I need to compute the commutator subgroup of Unitriangular matrix $UT_{3}(p)$.
My attempt:-
Since $UT_{3}(p) / Z(UT_{3}(p)) \simeq C_{p^2}$ and we know that the commutator subgroup is the smallest normal subgroup with abelian quotient hence the commutator subgroup should be $Z(UT_{3}(p))$.
This can be done more generally. For simplicity, we denote by $E_{12}$ the element
$$ \begin{bmatrix} 1 & 1 & & & \\ & 1 & & & \\ & & 1& & \\ & & & \ddots & \\ & & & & 1\\ \end{bmatrix} $$ here the other entries are $0$. In general, then let $E_{ij}$ denote the matrix obtained by inserting $1$ in the $(i,j)$-th place of the identity matrix, and with $i<j$ (so insertion is in upper part).
These matrices $E_{12}, E_{13}, \cdots, E_{1n}, E_{23},\cdots , E_{2n}, \cdots$ satisfy the following commutator relation $$[E_{ij}, E_{jk}]= E_{ik} \mbox{ and } [E_{ij}, E_{kl}]=1 \mbox{ for $j\neq k$}.$$ (see Alperin-Bell, Groups and Representations, Chapter on General Linear Groups)
Thus,we have $[E_{12}, E_{23}]=E_{13}$, $[E_{12}, E_{24}]=E_{14}$, and so on.

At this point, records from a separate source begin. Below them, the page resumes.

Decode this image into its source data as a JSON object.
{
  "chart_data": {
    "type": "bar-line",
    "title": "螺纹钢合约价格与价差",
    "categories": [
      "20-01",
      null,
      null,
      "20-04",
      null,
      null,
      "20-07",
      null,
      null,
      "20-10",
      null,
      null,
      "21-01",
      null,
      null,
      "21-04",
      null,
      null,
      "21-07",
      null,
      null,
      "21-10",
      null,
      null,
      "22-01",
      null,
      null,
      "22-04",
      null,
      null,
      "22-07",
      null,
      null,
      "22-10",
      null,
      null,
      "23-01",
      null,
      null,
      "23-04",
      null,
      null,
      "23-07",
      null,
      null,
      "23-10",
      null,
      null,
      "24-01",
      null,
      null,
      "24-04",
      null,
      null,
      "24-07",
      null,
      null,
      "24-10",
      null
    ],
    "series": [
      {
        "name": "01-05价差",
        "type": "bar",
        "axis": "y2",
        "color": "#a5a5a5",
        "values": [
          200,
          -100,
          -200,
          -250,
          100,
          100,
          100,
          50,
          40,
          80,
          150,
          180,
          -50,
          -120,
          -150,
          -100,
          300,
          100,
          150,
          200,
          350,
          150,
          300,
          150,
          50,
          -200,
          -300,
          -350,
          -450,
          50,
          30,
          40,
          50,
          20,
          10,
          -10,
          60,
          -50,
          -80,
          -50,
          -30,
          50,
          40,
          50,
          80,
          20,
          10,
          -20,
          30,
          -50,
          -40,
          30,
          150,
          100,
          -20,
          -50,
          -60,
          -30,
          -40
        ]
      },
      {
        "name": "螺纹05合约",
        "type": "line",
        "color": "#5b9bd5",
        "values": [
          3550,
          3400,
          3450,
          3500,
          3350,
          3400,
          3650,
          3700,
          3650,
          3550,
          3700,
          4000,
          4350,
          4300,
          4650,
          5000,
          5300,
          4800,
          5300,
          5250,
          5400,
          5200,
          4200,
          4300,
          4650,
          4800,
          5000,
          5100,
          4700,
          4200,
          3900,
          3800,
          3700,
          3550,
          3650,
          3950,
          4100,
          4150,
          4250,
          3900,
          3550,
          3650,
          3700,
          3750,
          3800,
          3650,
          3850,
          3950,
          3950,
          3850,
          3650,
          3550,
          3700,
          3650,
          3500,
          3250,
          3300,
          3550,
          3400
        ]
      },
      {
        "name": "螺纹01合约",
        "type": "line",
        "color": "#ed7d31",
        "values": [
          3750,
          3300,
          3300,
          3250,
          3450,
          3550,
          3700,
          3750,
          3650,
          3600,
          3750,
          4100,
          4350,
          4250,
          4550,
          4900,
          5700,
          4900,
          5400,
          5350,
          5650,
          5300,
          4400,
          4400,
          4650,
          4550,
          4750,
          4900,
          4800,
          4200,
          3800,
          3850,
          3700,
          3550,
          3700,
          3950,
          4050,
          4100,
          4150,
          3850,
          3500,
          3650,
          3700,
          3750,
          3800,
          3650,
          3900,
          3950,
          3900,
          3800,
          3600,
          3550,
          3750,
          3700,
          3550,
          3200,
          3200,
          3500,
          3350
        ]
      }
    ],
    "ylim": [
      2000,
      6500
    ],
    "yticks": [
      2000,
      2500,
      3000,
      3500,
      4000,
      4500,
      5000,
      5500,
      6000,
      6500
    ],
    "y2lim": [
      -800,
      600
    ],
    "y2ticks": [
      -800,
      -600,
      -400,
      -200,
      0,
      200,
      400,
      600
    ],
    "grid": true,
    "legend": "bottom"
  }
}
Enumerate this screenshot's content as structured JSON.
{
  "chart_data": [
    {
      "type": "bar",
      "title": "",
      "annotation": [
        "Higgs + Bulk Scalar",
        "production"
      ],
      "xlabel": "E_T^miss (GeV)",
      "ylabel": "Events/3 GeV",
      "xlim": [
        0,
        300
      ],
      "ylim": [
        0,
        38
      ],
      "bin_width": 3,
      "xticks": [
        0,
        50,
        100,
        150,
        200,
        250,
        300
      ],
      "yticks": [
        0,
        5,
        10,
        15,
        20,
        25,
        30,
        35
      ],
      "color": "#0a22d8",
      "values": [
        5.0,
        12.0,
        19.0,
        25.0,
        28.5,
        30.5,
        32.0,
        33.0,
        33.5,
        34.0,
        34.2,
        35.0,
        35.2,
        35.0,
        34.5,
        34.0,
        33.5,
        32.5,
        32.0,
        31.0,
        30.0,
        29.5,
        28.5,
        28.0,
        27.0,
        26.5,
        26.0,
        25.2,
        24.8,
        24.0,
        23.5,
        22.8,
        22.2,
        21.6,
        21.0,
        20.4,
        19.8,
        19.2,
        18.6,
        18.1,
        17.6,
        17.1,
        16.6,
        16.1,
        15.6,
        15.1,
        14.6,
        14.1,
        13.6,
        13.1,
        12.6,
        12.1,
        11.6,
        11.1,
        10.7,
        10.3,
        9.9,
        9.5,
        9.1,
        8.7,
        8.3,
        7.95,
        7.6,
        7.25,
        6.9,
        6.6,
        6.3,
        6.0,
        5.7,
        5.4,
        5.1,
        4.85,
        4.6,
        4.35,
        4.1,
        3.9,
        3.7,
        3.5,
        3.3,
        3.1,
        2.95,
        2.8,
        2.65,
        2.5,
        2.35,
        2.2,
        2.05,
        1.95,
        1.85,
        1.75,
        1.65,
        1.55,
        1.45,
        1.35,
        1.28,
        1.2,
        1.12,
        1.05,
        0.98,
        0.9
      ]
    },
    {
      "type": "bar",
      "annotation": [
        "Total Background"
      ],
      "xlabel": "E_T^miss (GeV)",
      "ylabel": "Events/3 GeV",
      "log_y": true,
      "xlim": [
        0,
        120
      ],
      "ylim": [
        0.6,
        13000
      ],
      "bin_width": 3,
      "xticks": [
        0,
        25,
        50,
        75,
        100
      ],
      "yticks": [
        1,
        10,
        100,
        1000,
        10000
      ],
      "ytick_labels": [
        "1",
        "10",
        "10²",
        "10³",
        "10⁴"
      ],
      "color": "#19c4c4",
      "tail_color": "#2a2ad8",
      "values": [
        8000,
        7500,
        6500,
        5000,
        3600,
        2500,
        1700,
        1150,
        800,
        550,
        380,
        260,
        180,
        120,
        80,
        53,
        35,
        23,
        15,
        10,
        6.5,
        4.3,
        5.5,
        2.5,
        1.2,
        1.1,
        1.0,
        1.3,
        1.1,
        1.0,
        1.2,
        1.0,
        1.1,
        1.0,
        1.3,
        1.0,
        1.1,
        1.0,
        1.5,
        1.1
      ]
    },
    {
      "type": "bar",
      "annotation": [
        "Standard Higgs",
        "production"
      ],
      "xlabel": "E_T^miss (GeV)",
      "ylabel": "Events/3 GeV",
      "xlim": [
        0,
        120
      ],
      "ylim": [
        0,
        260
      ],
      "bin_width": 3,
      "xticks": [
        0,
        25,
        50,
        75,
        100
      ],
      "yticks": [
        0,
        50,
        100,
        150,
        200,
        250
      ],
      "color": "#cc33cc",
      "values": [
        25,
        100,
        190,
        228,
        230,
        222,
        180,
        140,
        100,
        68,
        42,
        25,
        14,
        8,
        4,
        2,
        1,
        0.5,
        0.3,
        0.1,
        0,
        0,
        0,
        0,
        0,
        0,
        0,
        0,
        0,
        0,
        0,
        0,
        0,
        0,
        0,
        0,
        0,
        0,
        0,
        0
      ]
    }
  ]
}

You may try to write for size-$4$ matrices. Then we see that the elements $$ \begin{bmatrix} 1 & 0& 1 & \\ & 1 & 0 & \\ & & 1 & 0\\ & & & 1 \end{bmatrix}, \begin{bmatrix} 1 & 0 & &1 \\ & 1 & 0 & \\ & & 1 & 0 \\ & & & 1 \end{bmatrix}, \begin{bmatrix} 1 & 0 & & \\ & 1 &0 & 1\\ & & 1 &0 \\ & & & 1 \end{bmatrix},$$ are inside the commutator subgroup, and they span the subgroup $$ N=\begin{Bmatrix} \begin{bmatrix} 1 & 0 & * & * \\ & 1 &0 & *\\ & & 1 &0 \\ & & & 1 \end{bmatrix}\colon * \in Z_p.\end{Bmatrix}.$$ Moreover $U(4,p)/N$ is abelian, where $N$ is generated by some commutators, by the property of commutator subgroup you mentioned, it follows $N$ is the comutator subgroup.